Eine Untersagung der Nebentätigkeit ist nur dann zulässig, wenn der Arbeitgeber ein berechtigtes Interesse an der Unterlassung der Zweitbeschäftigung hat, zum Beispiel wenn gegen gesetzliche Bestimmungen verstoßen wird. Verletzungen der zulässigen Höchstarbeitszeit von regelmäßig 48 Stunden pro Woche können ein Grund sein, denn die Höchstarbeitszeit muss auch bei Ausübung mehrerer Tätigkeiten insgesamt eingehalten werden. Ist dies nicht der Fall, kann der Hauptarbeitgeber die Nebentätigkeit untersagen. Eine auf diesen Pflichtverstoß gestützte Kündigung des Arbeitsverhältnisses ist allerdings regelmäßig unwirksam, wie das Landesarbeitsgericht Düsseldorf im Juni dieses Jahres urteilte. Im konkreten Fall entschied das Gericht, die Mitarbeiterin habe ihre Ressourcen zwar in unzulässiger Weise über das erlaubte Maß hinaus für ihre Nebentätigkeit genutzt, der Arbeitgeber hätte hierfür aber zunächst eine Abmahnung aussprechen müssen, bevor er das Arbeitsverhältnis kündigt. Dies ergebe sich aus dem Grundsatz der Verhältnismäßigkeit.

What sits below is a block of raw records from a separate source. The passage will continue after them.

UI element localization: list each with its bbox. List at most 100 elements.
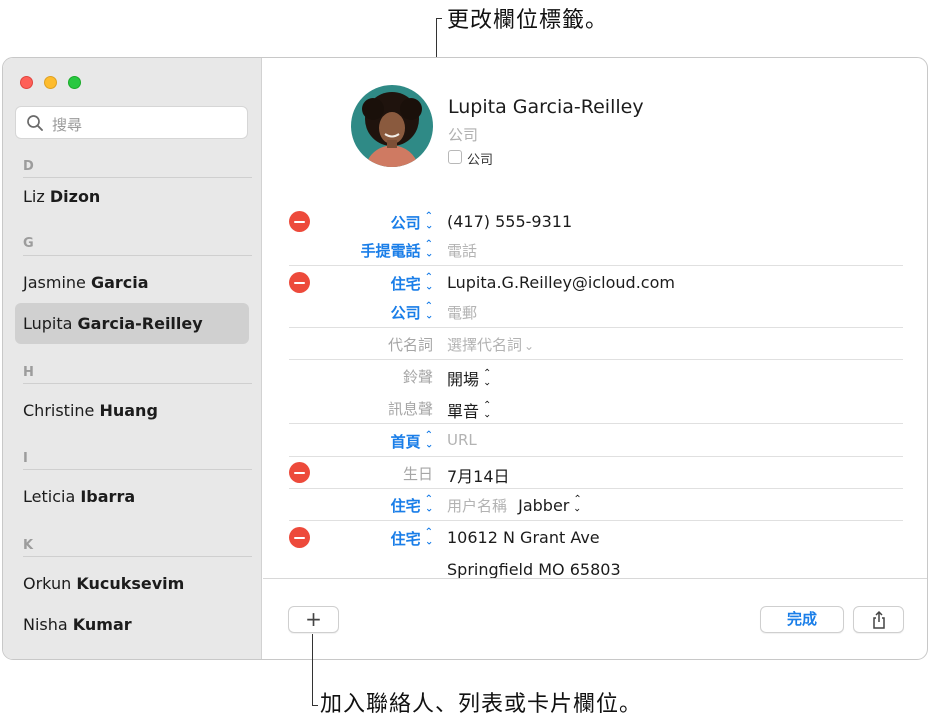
field-label-text: 住宅 xyxy=(390,497,421,515)
field-label-dropdown[interactable]: 公司 ⌃ ⌃ xyxy=(391,212,433,233)
field-label-text: 手提電話 xyxy=(360,242,421,260)
contact-first-name: Jasmine xyxy=(23,273,86,292)
field-label-dropdown[interactable]: 手提電話 ⌃ ⌃ xyxy=(361,240,433,261)
contact-card: Lupita Garcia-Reilley 公司 公司 公司 ⌃ ⌃ (417) 5… xyxy=(263,58,927,659)
field-label-text: 住宅 xyxy=(390,530,421,548)
field-label: 訊息聲 xyxy=(387,400,433,418)
contact-last-name: Kucuksevim xyxy=(76,574,185,593)
contact-list-item[interactable]: Nisha Kumar xyxy=(15,604,249,645)
ringtone-value: 開場 xyxy=(447,370,480,389)
contact-first-name: Christine xyxy=(23,401,95,420)
contact-list-item[interactable]: Liz Dizon xyxy=(15,176,249,217)
chevron-updown-icon: ⌃ ⌃ xyxy=(424,211,433,230)
field-row-phone-new: 手提電話 ⌃ ⌃ 電話 xyxy=(289,234,903,266)
chevron-updown-icon: ⌃ ⌃ xyxy=(424,494,433,513)
minus-circle-icon[interactable] xyxy=(289,462,310,483)
field-label-text: 公司 xyxy=(390,304,421,322)
contact-first-name: Leticia xyxy=(23,487,76,506)
email-value[interactable]: Lupita.G.Reilley@icloud.com xyxy=(447,273,675,292)
contact-list-item-selected[interactable]: Lupita Garcia-Reilley xyxy=(15,303,249,344)
birthday-value[interactable]: 7月14日 xyxy=(447,463,510,487)
pronouns-placeholder: 選擇代名詞 xyxy=(447,336,523,354)
zoom-window-button[interactable] xyxy=(68,76,81,89)
company-field[interactable]: 公司 xyxy=(448,124,478,145)
contact-list-item[interactable]: Jasmine Garcia xyxy=(15,262,249,303)
avatar[interactable] xyxy=(351,85,433,167)
minimize-window-button[interactable] xyxy=(44,76,57,89)
field-label: 生日 xyxy=(402,465,433,483)
callout-leader-line xyxy=(312,705,318,706)
contact-last-name: Dizon xyxy=(49,187,101,206)
search-placeholder: 搜尋 xyxy=(52,116,83,134)
field-label-dropdown[interactable]: 住宅 ⌃ ⌃ xyxy=(391,528,433,549)
field-row-birthday: 生日 7月14日 xyxy=(289,457,903,489)
contact-first-name: Lupita xyxy=(23,314,73,333)
field-label: 代名詞 xyxy=(387,336,433,354)
section-letter-i: I xyxy=(23,451,28,466)
share-icon xyxy=(872,610,885,629)
field-row-text-tone: 訊息聲 單音 ⌃ ⌃ xyxy=(289,392,903,424)
chevron-updown-icon: ⌃ ⌃ xyxy=(424,430,433,449)
field-row-ringtone: 鈴聲 開場 ⌃ ⌃ xyxy=(289,360,903,392)
company-checkbox[interactable] xyxy=(448,150,462,164)
minus-circle-icon[interactable] xyxy=(289,272,310,293)
field-label-text: 公司 xyxy=(390,214,421,232)
contact-last-name: Kumar xyxy=(72,615,132,634)
field-label: 鈴聲 xyxy=(402,368,433,386)
username-placeholder: 用户名稱 xyxy=(447,497,508,515)
add-field-button[interactable]: + xyxy=(288,606,339,633)
chevron-updown-icon: ⌃ ⌃ xyxy=(424,239,433,258)
field-row-email-new: 公司 ⌃ ⌃ 電郵 xyxy=(289,296,903,328)
contact-last-name: Ibarra xyxy=(80,487,136,506)
pronouns-dropdown[interactable]: 選擇代名詞 ⌄ xyxy=(447,334,534,355)
search-input[interactable]: 搜尋 xyxy=(15,106,248,139)
contact-list-item[interactable]: Orkun Kucuksevim xyxy=(15,563,249,604)
field-label-dropdown[interactable]: 首頁 ⌃ ⌃ xyxy=(391,431,433,452)
callout-leader-line xyxy=(436,18,442,19)
minus-circle-icon[interactable] xyxy=(289,527,310,548)
contact-last-name: Garcia xyxy=(90,273,149,292)
search-icon xyxy=(27,115,43,131)
chevron-down-icon: ⌄ xyxy=(524,339,535,353)
field-row-email: 住宅 ⌃ ⌃ Lupita.G.Reilley@icloud.com xyxy=(289,267,903,299)
section-letter-k: K xyxy=(23,538,34,553)
field-label-text: 住宅 xyxy=(390,275,421,293)
contact-name[interactable]: Lupita Garcia-Reilley xyxy=(448,96,644,118)
field-label-text: 首頁 xyxy=(390,433,421,451)
im-field[interactable]: 用户名稱 Jabber ⌃ ⌃ xyxy=(447,495,582,516)
im-service-dropdown[interactable]: Jabber xyxy=(518,496,569,515)
minus-circle-icon[interactable] xyxy=(289,211,310,232)
chevron-updown-icon: ⌃ ⌃ xyxy=(424,301,433,320)
field-row-instant-message: 住宅 ⌃ ⌃ 用户名稱 Jabber ⌃ ⌃ xyxy=(289,489,903,521)
phone-placeholder[interactable]: 電話 xyxy=(447,240,477,261)
address-city-state-zip[interactable]: Springfield MO 65803 xyxy=(447,560,621,579)
sidebar: 搜尋 D Liz Dizon G Jasmine Garcia Lupita G… xyxy=(3,58,262,659)
email-placeholder[interactable]: 電郵 xyxy=(447,302,477,323)
avatar-photo xyxy=(351,85,433,167)
section-letter-g: G xyxy=(23,236,34,251)
field-label-dropdown[interactable]: 住宅 ⌃ ⌃ xyxy=(391,273,433,294)
text-tone-dropdown[interactable]: 單音 ⌃ ⌃ xyxy=(447,398,491,422)
field-row-pronouns: 代名詞 選擇代名詞 ⌄ xyxy=(289,328,903,360)
field-row-url: 首頁 ⌃ ⌃ URL xyxy=(289,425,903,457)
contact-list-item[interactable]: Leticia Ibarra xyxy=(15,476,249,517)
contact-first-name: Orkun xyxy=(23,574,72,593)
done-button[interactable]: 完成 xyxy=(760,606,844,633)
chevron-updown-icon: ⌃ ⌃ xyxy=(424,272,433,291)
text-tone-value: 單音 xyxy=(447,402,480,421)
contact-list-item[interactable]: Christine Huang xyxy=(15,390,249,431)
address-street[interactable]: 10612 N Grant Ave xyxy=(447,528,600,547)
url-placeholder[interactable]: URL xyxy=(447,431,477,449)
field-label-dropdown[interactable]: 住宅 ⌃ ⌃ xyxy=(391,495,433,516)
footer-divider xyxy=(263,578,927,579)
plus-icon: + xyxy=(305,607,322,631)
chevron-updown-icon: ⌃ ⌃ xyxy=(483,400,492,419)
phone-value[interactable]: (417) 555-9311 xyxy=(447,212,572,231)
ringtone-dropdown[interactable]: 開場 ⌃ ⌃ xyxy=(447,366,491,390)
contact-first-name: Nisha xyxy=(23,615,68,634)
close-window-button[interactable] xyxy=(20,76,33,89)
section-letter-d: D xyxy=(23,159,34,174)
callout-change-field-label: 更改欄位標籤。 xyxy=(447,8,609,33)
share-button[interactable] xyxy=(853,606,904,633)
field-label-dropdown[interactable]: 公司 ⌃ ⌃ xyxy=(391,302,433,323)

Bei unzulässiger Nebenbeschäftigung zunächst abmahnen

Unzulässig ist eine Nebentätigkeit auch dann, wenn ihr Wettbewerbsinteressen des Arbeitgebers entgegenstehen, denn einem Arbeitnehmer ist jede Konkurrenztätigkeit zum Nachteil seines Arbeitgebers untersagt. Wann aber eine Konkurrenztätigkeit vorliegt, kann im Einzelfall schwer zu bestimmen sein. Arbeitnehmer dürfen beispielsweise auch vor Beendigung eines Arbeitsverhältnisses für die Zeit nach dem Ausscheiden vorbereitende Maßnahmen für den Wechsel zu einem Konkurrenzunternehmen oder die Gründung eines eigenen Unternehmens treffen. Auch Nebentätigkeiten, die nur zu einer untergeordneten wirtschaftlichen Unterstützung eines Konkurrenzunternehmens führen, können nicht einfach untersagt werden. Arbeitet zum Beispiel ein Fachlagerist eines Holzgroßhandels am Wochenende als Aushilfe im Baumarkt, ist dies rechtlich nicht zu beanstanden.

Pauschales Verbot von Nebentätigkeit unwirksam

Vor jeder Untersagung einer Nebentätigkeit muss daher sorgfältig geprüft werden, ob deren Ausübung die Rechte oder Interessen des Hauptarbeitgebers tatsächlich verletzt. Hier kann gegebenenfalls eine klärende Rechtsberatung eingeholt werden. Keinesfalls kann die Ausübung einer Zweitbeschäftigung pauschal verboten werden.